The most brutal presence, inevitably, was that of Didier Drogba. The Ivorian mustered 37 goals last season and, having finally rid himself of a hernia that had been troubling him, he said, for six years, eased his way into the new campaign with a hat-trick. He barely had to break into a sweat in swelling his personal tally to seven goals in three Premier League games. Attempts fly in off defenders or skim unerringly beyond sprawling goalkeepers for the forward these days. His second was slammed in from within the six-yard box. He, like Frank Lampard, is still well short of match sharpness. Both were rested long before the end as the home side dozed in their superiority before capping the afternoon with a sixth in stoppage time.

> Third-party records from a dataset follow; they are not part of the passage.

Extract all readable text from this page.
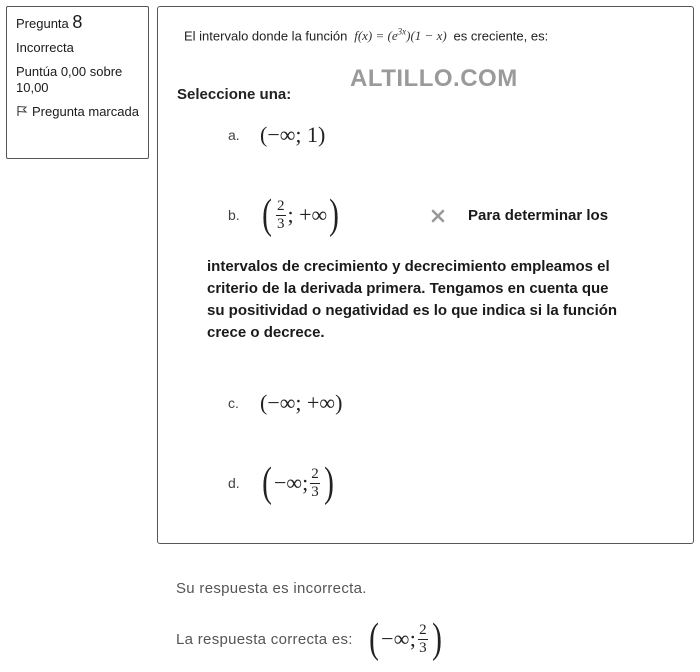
Pregunta 8
Incorrecta
Puntúa 0,00 sobre 10,00
Pregunta marcada
El intervalo donde la función  $f(x) = (e^{3x})(1 - x)$  es creciente, es:
ALTILLO.COM
Seleccione una:
a. (−∞; 1)
b. ( $\frac{2}{3}$ ; +∞ )	Para determinar los
intervalos de crecimiento y decrecimiento empleamos el criterio de la derivada primera. Tengamos en cuenta que su positividad o negatividad es lo que indica si la función crece o decrece.
c. (−∞; +∞)
d. ( −∞; $\frac{2}{3}$ )
Su respuesta es incorrecta.
La respuesta correcta es: ( −∞; $\frac{2}{3}$ )
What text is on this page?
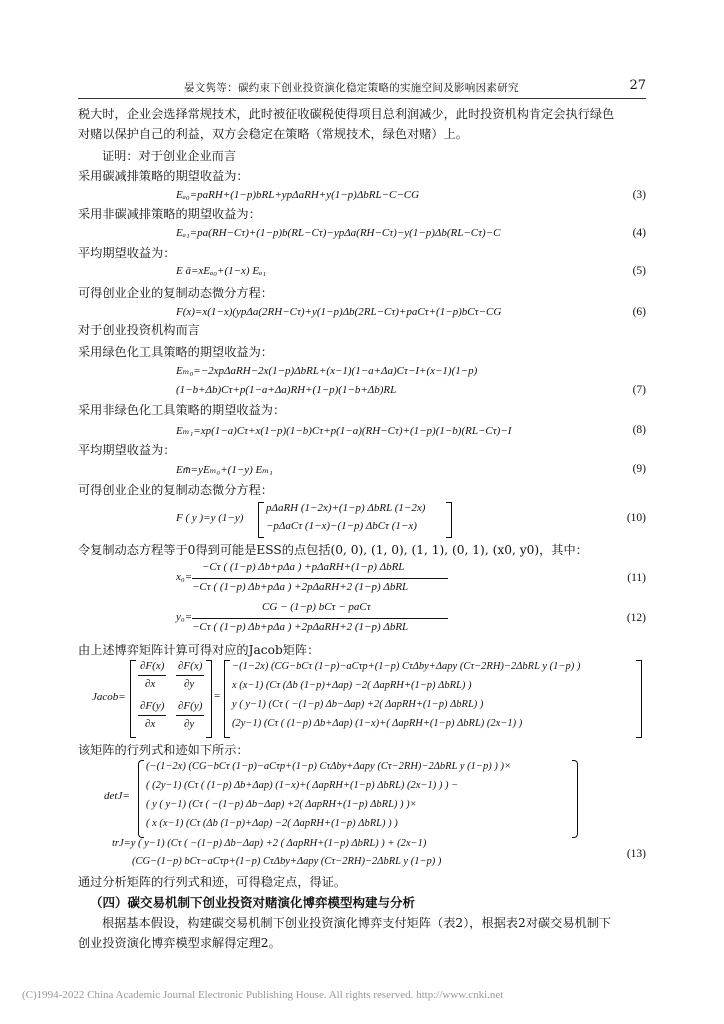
晏文隽等：碳约束下创业投资演化稳定策略的实施空间及影响因素研究	27
税大时，企业会选择常规技术，此时被征收碳税使得项目总利润减少，此时投资机构肯定会执行绿色
对赌以保护自己的利益，双方会稳定在策略（常规技术，绿色对赌）上。
证明：对于创业企业而言
采用碳减排策略的期望收益为：
Eₐ₀=paRH+(1−p)bRL+ypΔaRH+y(1−p)ΔbRL−C−CG	(3)
采用非碳减排策略的期望收益为：
Eₐ₁=pa(RH−Cτ)+(1−p)b(RL−Cτ)−ypΔa(RH−Cτ)−y(1−p)Δb(RL−Cτ)−C	(4)
平均期望收益为：
E ā=xEₐ₀+(1−x) Eₐ₁	(5)
可得创业企业的复制动态微分方程：
F(x)=x(1−x)(ypΔa(2RH−Cτ)+y(1−p)Δb(2RL−Cτ)+paCτ+(1−p)bCτ−CG	(6)
对于创业投资机构而言
采用绿色化工具策略的期望收益为：
Eₘ₀=−2xpΔaRH−2x(1−p)ΔbRL+(x−1)(1−a+Δa)Cτ−I+(x−1)(1−p)
(1−b+Δb)Cτ+p(1−a+Δa)RH+(1−p)(1−b+Δb)RL	(7)
采用非绿色化工具策略的期望收益为：
Eₘ₁=xp(1−a)Cτ+x(1−p)(1−b)Cτ+p(1−a)(RH−Cτ)+(1−p)(1−b)(RL−Cτ)−I	(8)
平均期望收益为：
Em̄=yEₘ₀+(1−y) Eₘ₁	(9)
可得创业企业的复制动态微分方程：
F ( y )=y (1−y)
pΔaRH (1−2x)+(1−p) ΔbRL (1−2x)
−pΔaCτ (1−x)−(1−p) ΔbCτ (1−x)
(10)
令复制动态方程等于0得到可能是ESS的点包括(0, 0), (1, 0), (1, 1), (0, 1), (x0, y0)，其中：
x₀=
−Cτ ( (1−p) Δb+pΔa ) +pΔaRH+(1−p) ΔbRL
−Cτ ( (1−p) Δb+pΔa ) +2pΔaRH+2 (1−p) ΔbRL
(11)
y₀=
CG − (1−p) bCτ − paCτ
−Cτ ( (1−p) Δb+pΔa ) +2pΔaRH+2 (1−p) ΔbRL
(12)
由上述博弈矩阵计算可得对应的Jacob矩阵：
Jacob=
∂F(x)
∂x
∂F(x)
∂y
∂F(y)
∂x
∂F(y)
∂y
=
−(1−2x) (CG−bCτ (1−p)−aCτp+(1−p) CτΔby+Δapy (Cτ−2RH)−2ΔbRL y (1−p) )
x (x−1) (Cτ (Δb (1−p)+Δap) −2( ΔapRH+(1−p) ΔbRL) )
y ( y−1) (Cτ ( −(1−p) Δb−Δap) +2( ΔapRH+(1−p) ΔbRL) )
(2y−1) (Cτ ( (1−p) Δb+Δap) (1−x)+( ΔapRH+(1−p) ΔbRL) (2x−1) )
该矩阵的行列式和迹如下所示：
detJ=
(−(1−2x) (CG−bCτ (1−p)−aCτp+(1−p) CτΔby+Δapy (Cτ−2RH)−2ΔbRL y (1−p) ) )×
( (2y−1) (Cτ ( (1−p) Δb+Δap) (1−x)+( ΔapRH+(1−p) ΔbRL) (2x−1) ) ) −
( y ( y−1) (Cτ ( −(1−p) Δb−Δap) +2( ΔapRH+(1−p) ΔbRL) ) )×
( x (x−1) (Cτ (Δb (1−p)+Δap) −2( ΔapRH+(1−p) ΔbRL) ) )
trJ=y ( y−1) (Cτ ( −(1−p) Δb−Δap) +2 ( ΔapRH+(1−p) ΔbRL) ) + (2x−1)
(CG−(1−p) bCτ−aCτp+(1−p) CτΔby+Δapy (Cτ−2RH)−2ΔbRL y (1−p) )
(13)
通过分析矩阵的行列式和迹，可得稳定点，得证。
（四）碳交易机制下创业投资对赌演化博弈模型构建与分析
根据基本假设，构建碳交易机制下创业投资演化博弈支付矩阵（表2），根据表2对碳交易机制下
创业投资演化博弈模型求解得定理2。
(C)1994-2022 China Academic Journal Electronic Publishing House. All rights reserved. http://www.cnki.net
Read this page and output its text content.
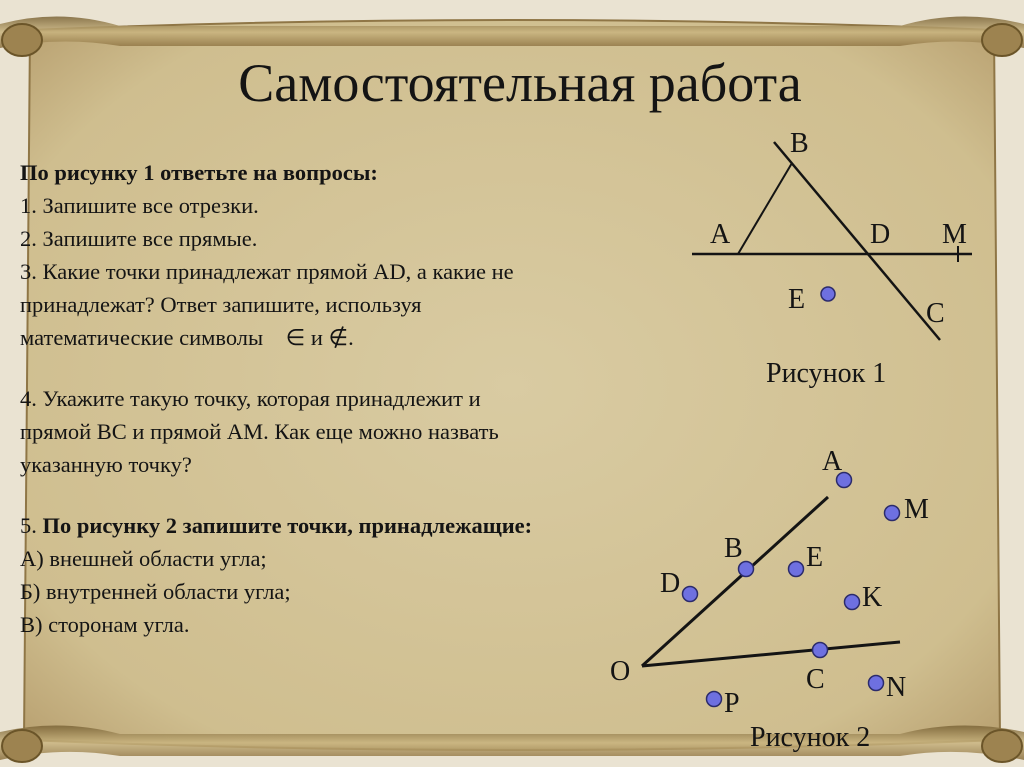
Самостоятельная работа
По рисунку 1 ответьте на вопросы:
1. Запишите все отрезки.
2. Запишите все прямые.
3. Какие точки принадлежат прямой AD, а какие не
принадлежат? Ответ запишите, используя
математические символы ∈ и ∉.
4. Укажите такую точку, которая принадлежит и
прямой ВС и прямой АМ. Как еще можно назвать
указанную точку?
5. По рисунку 2 запишите точки, принадлежащие:
А) внешней области угла;
Б) внутренней области угла;
В) сторонам угла.
B
A	D M
E	C
Рисунок 1
A
M
B E
D	K
O	C N
P
Рисунок 2
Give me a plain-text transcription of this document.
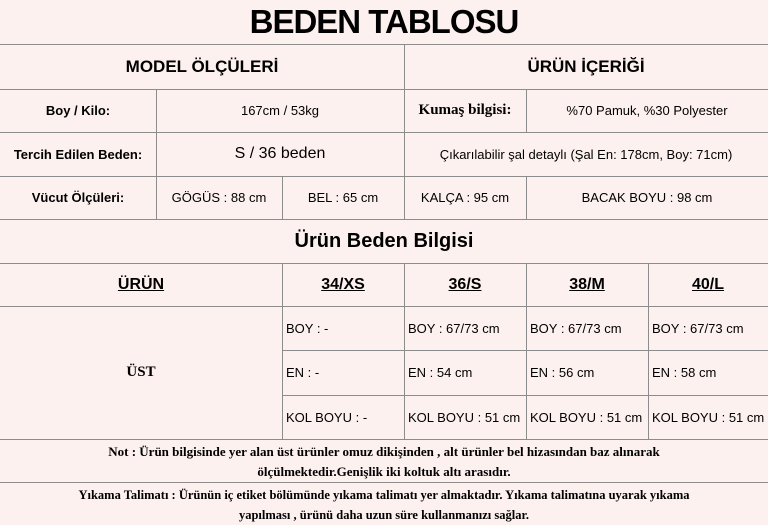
BEDEN TABLOSU
MODEL ÖLÇÜLERİ	ÜRÜN İÇERİĞİ
Boy / Kilo:	167cm / 53kg	Kumaş bilgisi:	%70 Pamuk, %30 Polyester
Tercih Edilen Beden:	S / 36 beden	Çıkarılabilir şal detaylı (Şal En: 178cm, Boy: 71cm)
Vücut Ölçüleri:	GÖGÜS : 88 cm	BEL : 65 cm	KALÇA : 95 cm	BACAK BOYU : 98 cm
Ürün Beden Bilgisi
ÜRÜN	34/XS	36/S	38/M	40/L
ÜST
BOY : -	BOY : 67/73 cm	BOY : 67/73 cm	BOY : 67/73 cm
EN : -	EN : 54 cm	EN : 56 cm	EN : 58 cm
KOL BOYU : -	KOL BOYU : 51 cm KOL BOYU : 51 cm KOL BOYU : 51 cm
Not : Ürün bilgisinde yer alan üst ürünler omuz dikişinden , alt ürünler bel hizasından baz alınarak
ölçülmektedir.Genişlik iki koltuk altı arasıdır.
Yıkama Talimatı : Ürünün iç etiket bölümünde yıkama talimatı yer almaktadır. Yıkama talimatına uyarak yıkama
yapılması , ürünü daha uzun süre kullanmanızı sağlar.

“It’s good to start the season like this knowing that we’re not even ready yet,” Drogba said with a touch of understatement. “The message we sent out was to ourselves, not the league, because we know we’re not fit but that we can still play good football. There’ll be difficult moments, but we have the quality. We can cope with difficult times. Personally, I’m a better player now at 32 than I was six years ago when I came here. I’m calmer, more relaxed on the pitch, and I’m scoring more goals. I still feel young.”

No wonder Ancelotti appears content not to add further to his squad. The manager, with no real hint of sarcasm, pointed out that Drogba is still prone to surrender possession at times – “He can use his body [better] to protect the ball and lose it less” – although few club teams in world football have such a rampaging and prolific presence. “But I’d rather score 20 goals and, let’s say, win the Champions League and the Premier League this season,” the forward added. Ambition still smoulders, even with this team’s virtual monopoly on major domestic trophies.

Drogba departed with the match ball and a box of biscuits baked for him by a 14-year-old fan. Di Matteo, a former Chelsea stalwart and serenaded throughout by the home support, merely sought an escape route. Life will not always be this traumatic as a top-flight manager, but his newly promoted team must play Liverpool, Arsenal and Manchester United in their next three away league games. “We have to learn quickly and improve quicker,” he said. The Baggies, like Chelsea, have been here before.